Pitika invited 33 thought and creative leaders to engage with him on the exhibition and its themes. These valuable contributions will be presented as poems, songs, thought notes, essays and dialogues in the online viewing room.
The high profile list of collaborators includes Naledi Pandor, Ngũgĩ wa Thiong’o, Ahmed Rajab, Phillippa Yaa de Villiers, Shaheen Merali, Ari Sitas, Zolani Mahola, Eugene Skeef, Kwesi Owusu, Simphiwe Dana, Napo Masheane, Yvonne Chaka Chaka, Ela Gandhi, Albie Sachs, Nalini Moodley-Diar, Sibongile Khumalo, Florence Masebe, Gcina Mhlophe, Shado Twala, Homi Bhabha, Juwon Ogungbe, Felix Konina Venter, Bheki Gumede, Antoinette Ntuli, Don Mattera, Lalitha Jawahirilal, Zee Ntuli Sophe Maithufi, Nduduzo Makhathini, Shaheen Merali, Buti Manamela supported by Monthati Masebe, Basetsana, Bontle ba Morena Kumalo, Lerato Zah Moloi, Sthandiwe, Zanda Kgoroge, Rami Chuene with daughters Botshelo and Nthateng.
It is anticipated that these ‘artistic replies’ will greatly enrich the viewers’ experience of the exhibition. We also expect , in light of the pandemic which is impacting so profoundly on every living thing on the planet, that some of the responses will contribute to ongoing discussions and debates about healing, and how we deal with it to come out stronger in the long term.

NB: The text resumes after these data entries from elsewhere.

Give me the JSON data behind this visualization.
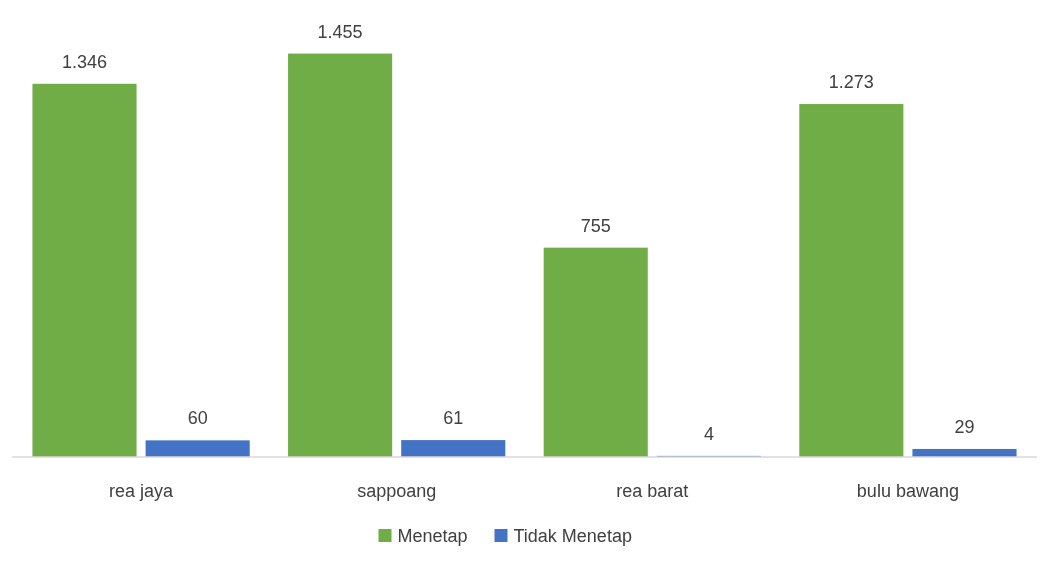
{
  "chart_data": {
    "type": "bar",
    "categories": [
      "rea jaya",
      "sappoang",
      "rea barat",
      "bulu bawang"
    ],
    "series": [
      {
        "name": "Menetap",
        "color": "#70ad47",
        "values": [
          1346,
          1455,
          755,
          1273
        ],
        "value_labels": [
          "1.346",
          "1.455",
          "755",
          "1.273"
        ]
      },
      {
        "name": "Tidak Menetap",
        "color": "#4472c4",
        "values": [
          60,
          61,
          4,
          29
        ],
        "value_labels": [
          "60",
          "61",
          "4",
          "29"
        ]
      }
    ],
    "legend": "bottom"
  }
}
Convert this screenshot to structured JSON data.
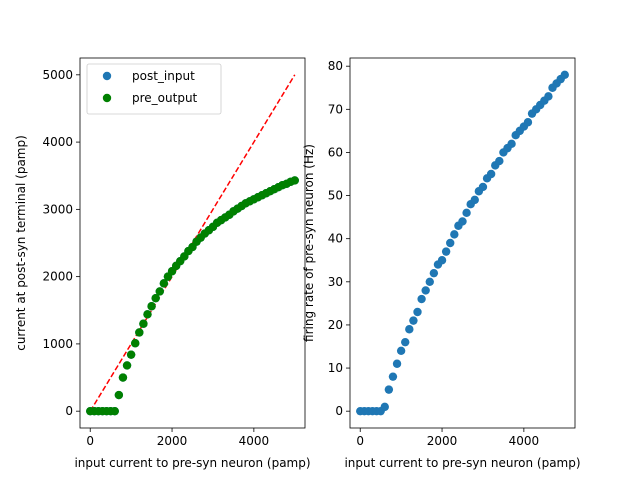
{
  "chart_data": [
    {
      "type": "scatter",
      "xlabel": "input current to pre-syn neuron (pamp)",
      "ylabel": "current at post-syn terminal (pamp)",
      "xlim": [
        -250,
        5250
      ],
      "ylim": [
        -250,
        5250
      ],
      "x_ticks": [
        0,
        2000,
        4000
      ],
      "y_ticks": [
        0,
        1000,
        2000,
        3000,
        4000,
        5000
      ],
      "legend": {
        "placement": "upper-left",
        "entries": [
          "post_input",
          "pre_output"
        ]
      },
      "series": [
        {
          "name": "post_input",
          "color": "#1f77b4",
          "x": [
            0,
            100,
            200,
            300,
            400,
            500,
            600,
            700,
            800,
            900,
            1000,
            1100,
            1200,
            1300,
            1400,
            1500,
            1600,
            1700,
            1800,
            1900,
            2000,
            2100,
            2200,
            2300,
            2400,
            2500,
            2600,
            2700,
            2800,
            2900,
            3000,
            3100,
            3200,
            3300,
            3400,
            3500,
            3600,
            3700,
            3800,
            3900,
            4000,
            4100,
            4200,
            4300,
            4400,
            4500,
            4600,
            4700,
            4800,
            4900,
            5000
          ],
          "y": [
            0,
            0,
            0,
            0,
            0,
            0,
            0,
            240,
            500,
            680,
            840,
            1010,
            1170,
            1300,
            1440,
            1560,
            1680,
            1780,
            1900,
            2000,
            2080,
            2160,
            2230,
            2300,
            2380,
            2440,
            2520,
            2580,
            2640,
            2690,
            2740,
            2800,
            2840,
            2880,
            2920,
            2970,
            3010,
            3050,
            3090,
            3120,
            3150,
            3180,
            3210,
            3240,
            3270,
            3300,
            3330,
            3360,
            3380,
            3410,
            3430
          ]
        },
        {
          "name": "pre_output",
          "color": "#008000",
          "x": [
            0,
            100,
            200,
            300,
            400,
            500,
            600,
            700,
            800,
            900,
            1000,
            1100,
            1200,
            1300,
            1400,
            1500,
            1600,
            1700,
            1800,
            1900,
            2000,
            2100,
            2200,
            2300,
            2400,
            2500,
            2600,
            2700,
            2800,
            2900,
            3000,
            3100,
            3200,
            3300,
            3400,
            3500,
            3600,
            3700,
            3800,
            3900,
            4000,
            4100,
            4200,
            4300,
            4400,
            4500,
            4600,
            4700,
            4800,
            4900,
            5000
          ],
          "y": [
            0,
            0,
            0,
            0,
            0,
            0,
            0,
            240,
            500,
            680,
            840,
            1010,
            1170,
            1300,
            1440,
            1560,
            1680,
            1780,
            1900,
            2000,
            2080,
            2160,
            2230,
            2300,
            2380,
            2440,
            2520,
            2580,
            2640,
            2690,
            2740,
            2800,
            2840,
            2880,
            2920,
            2970,
            3010,
            3050,
            3090,
            3120,
            3150,
            3180,
            3210,
            3240,
            3270,
            3300,
            3330,
            3360,
            3380,
            3410,
            3430
          ]
        }
      ],
      "reference_line": {
        "style": "dashed",
        "color": "#ff0000",
        "x": [
          0,
          5000
        ],
        "y": [
          0,
          5000
        ]
      }
    },
    {
      "type": "scatter",
      "xlabel": "input current to pre-syn neuron (pamp)",
      "ylabel": "firing rate of pre-syn neuron (Hz)",
      "xlim": [
        -250,
        5250
      ],
      "ylim": [
        -3.9,
        81.9
      ],
      "x_ticks": [
        0,
        2000,
        4000
      ],
      "y_ticks": [
        0,
        10,
        20,
        30,
        40,
        50,
        60,
        70,
        80
      ],
      "series": [
        {
          "color": "#1f77b4",
          "x": [
            0,
            100,
            200,
            300,
            400,
            500,
            600,
            700,
            800,
            900,
            1000,
            1100,
            1200,
            1300,
            1400,
            1500,
            1600,
            1700,
            1800,
            1900,
            2000,
            2100,
            2200,
            2300,
            2400,
            2500,
            2600,
            2700,
            2800,
            2900,
            3000,
            3100,
            3200,
            3300,
            3400,
            3500,
            3600,
            3700,
            3800,
            3900,
            4000,
            4100,
            4200,
            4300,
            4400,
            4500,
            4600,
            4700,
            4800,
            4900,
            5000
          ],
          "y": [
            0,
            0,
            0,
            0,
            0,
            0,
            1,
            5,
            8,
            11,
            14,
            16,
            19,
            21,
            23,
            26,
            28,
            30,
            32,
            34,
            35,
            37,
            39,
            41,
            43,
            44,
            46,
            48,
            49,
            51,
            52,
            54,
            55,
            57,
            58,
            60,
            61,
            62,
            64,
            65,
            66,
            67,
            69,
            70,
            71,
            72,
            73,
            75,
            76,
            77,
            78
          ]
        }
      ]
    }
  ]
}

‘Azibuyele Emasisweni’ will open at Oliewenhuis Art Museum, Bloemfontein at 17:30 for 18:00 on Tuesday, 4 October 2022 and will be show until Sunday, 4 December 2022. A walkabout of the exhibition will be conducted by the artist at 12:00 on Wednesday, 5 October 2022. Oliewenhuis Art Museum is located at 16 Harry Smith Street, Bloemfontein and is open to the public from Monday to Friday between 08:00 and 17:00, and on Saturdays, Sundays, and public holidays between 09:00 and 16:00. Entrance is free and secure parking is available for visitors. The exhibition can be viewed on The Melrose Gallery.